The totality of the circumstances deserves to be seen before a person is granted or denied anticipatory bail: Delhi High Court
Nothing has been shown to the Court in the form of any cogent and primfacie evidence which could show that he has threatened anybody or tried to tamper with the evidence. Having regard to the facts and circumstances of this case, the petitioner is admitted to anticipatory bail. This was said in the case of Ameet Khandelwal vs State Of Nct Of Delhi [BAIL APPLN. 1162/2021] by Mr. Justice Rajnish Bhatnagar in the High Court of Delhi
The facts of the case are that a bail application has been filed on behalf of the petitioners under Section 438 Cr.P.C seeking anticipatory bail in connection with an FIR registered under Sections 376/506/509 IPC. It was filed after Court of Sessions dismissed his anticipatory bail application on 01.04.2021, holding that the allegations against the petitioner are serious and it is not a fit case for grant of anticipatory bail.
The petitioner contended that the petitioner has been falsely implicated in the instant case subsequent to being regularly threatened implications in false cases.
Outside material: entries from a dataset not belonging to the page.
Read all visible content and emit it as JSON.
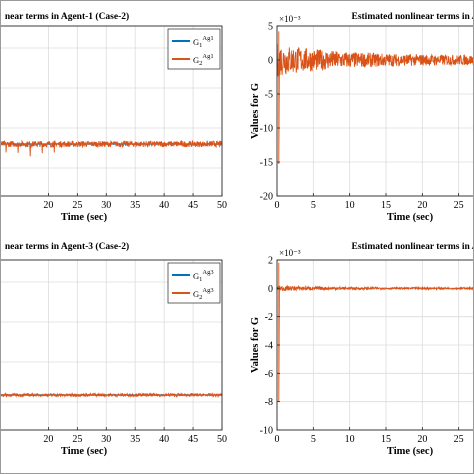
{
  "chart_data": [
    {
      "id": "p1",
      "type": "line",
      "title": "near terms in Agent-1 (Case-2)",
      "xlabel": "Time (sec)",
      "ylabel": "",
      "exponent": "",
      "xlim": [
        10.6,
        50
      ],
      "xticks": [
        20,
        25,
        30,
        35,
        40,
        45,
        50
      ],
      "xticklabels": [
        "20",
        "25",
        "30",
        "35",
        "40",
        "45",
        "50"
      ],
      "yticks": [],
      "yticklabels": [],
      "grid": true,
      "legend": {
        "position": "top-right",
        "entries": [
          {
            "base": "G",
            "sub": "1",
            "sup": "Ag1",
            "color": "#0072BD"
          },
          {
            "base": "G",
            "sub": "2",
            "sup": "Ag1",
            "color": "#D95319"
          }
        ]
      },
      "series": [
        {
          "name": "G1Ag1",
          "color": "#0072BD",
          "level": 0.0,
          "amp": 0.0
        },
        {
          "name": "G2Ag1",
          "color": "#D95319",
          "level": 0.0,
          "amp": 0.25
        }
      ]
    },
    {
      "id": "p2",
      "type": "line",
      "title": "Estimated nonlinear terms in A",
      "xlabel": "Time (sec)",
      "ylabel": "Values for G",
      "exponent": "×10⁻³",
      "xlim": [
        0,
        28.9
      ],
      "ylim": [
        -20,
        5
      ],
      "xticks": [
        0,
        5,
        10,
        15,
        20,
        25
      ],
      "xticklabels": [
        "0",
        "5",
        "10",
        "15",
        "20",
        "25"
      ],
      "yticks": [
        5,
        0,
        -5,
        -10,
        -15,
        -20
      ],
      "yticklabels": [
        "5",
        "0",
        "-5",
        "-10",
        "-15",
        "-20"
      ],
      "grid": true,
      "series": [
        {
          "name": "G",
          "color": "#D95319",
          "level": 0.0,
          "amp": 2.0,
          "spike_min": -15.3,
          "spike_max": 4.2
        }
      ]
    },
    {
      "id": "p3",
      "type": "line",
      "title": "near terms in Agent-3 (Case-2)",
      "xlabel": "Time (sec)",
      "ylabel": "",
      "exponent": "",
      "xlim": [
        10.6,
        50
      ],
      "xticks": [
        20,
        25,
        30,
        35,
        40,
        45,
        50
      ],
      "xticklabels": [
        "20",
        "25",
        "30",
        "35",
        "40",
        "45",
        "50"
      ],
      "yticks": [],
      "yticklabels": [],
      "grid": true,
      "legend": {
        "position": "top-right",
        "entries": [
          {
            "base": "G",
            "sub": "1",
            "sup": "Ag3",
            "color": "#0072BD"
          },
          {
            "base": "G",
            "sub": "2",
            "sup": "Ag3",
            "color": "#D95319"
          }
        ]
      },
      "series": [
        {
          "name": "G1Ag3",
          "color": "#0072BD",
          "level": 0.0,
          "amp": 0.0
        },
        {
          "name": "G2Ag3",
          "color": "#D95319",
          "level": 0.0,
          "amp": 0.12
        }
      ]
    },
    {
      "id": "p4",
      "type": "line",
      "title": "Estimated nonlinear terms in A",
      "xlabel": "Time (sec)",
      "ylabel": "Values for G",
      "exponent": "×10⁻³",
      "xlim": [
        0,
        28.9
      ],
      "ylim": [
        -10,
        2
      ],
      "xticks": [
        0,
        5,
        10,
        15,
        20,
        25
      ],
      "xticklabels": [
        "0",
        "5",
        "10",
        "15",
        "20",
        "25"
      ],
      "yticks": [
        2,
        0,
        -2,
        -4,
        -6,
        -8,
        -10
      ],
      "yticklabels": [
        "2",
        "0",
        "-2",
        "-4",
        "-6",
        "-8",
        "-10"
      ],
      "grid": true,
      "series": [
        {
          "name": "G",
          "color": "#D95319",
          "level": 0.0,
          "amp": 0.15,
          "spike_min": -8.0,
          "spike_max": 1.8
        }
      ]
    }
  ]
}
It is further contended that the FIR are highly improbable and cannot be believed as no dates, day, time has been mentioned about the incidents. It is further submitted that delay in filing FIR after 7 months of the alleged incident under a well planned strategy to extort money from the petitioner and to take revenge from the petitioner for the cases filed by him for redressal of bonafide grievances as the owner of the company.
On the other hand, the respondent contended that the allegations against the petitioner are grave and serious in nature. It is further contended that the accused/petitioner may not be available for the trial as he has mentioned different addresses in the bail petition and there are chances that he may flee from the justice. As regard the delay in lodging the FIR, it is submitted that the complainant remained silent to save the matrimonial trauma of her mother and the marriage of the complainant was fixed during that period and if the fiance of the complainant would have come to know about the incident, he would have broken the relationship
The Court referred to the case of Siddharam Satlingappa Mhetre Vs. State of Maharashtra [(2011) 1 SCC 694] wherein it was said that “Court should be loath to reject the grant of anticipatory bail in as much as it impinges on the personal liberty of a person. Meaning thereby, unless and until there is an imminent and a great imperative to have a custodial interrogation of an accused, the anticipatory bail does not deserve to be denied”.
The Court after perusing the record in the light of the above judgment said that “nothing has been shown to the Court in the form of any cogent and primfacie evidence which could show that he has threatened anybody or tried to tamper with the evidence. No doubt, the allegations against the petitioner are serious in nature but the severity of the allegations is not the only consideration which should result in denial of grant of bail to the petitioner”. Hence, the petitioner was granted anticipatory bail.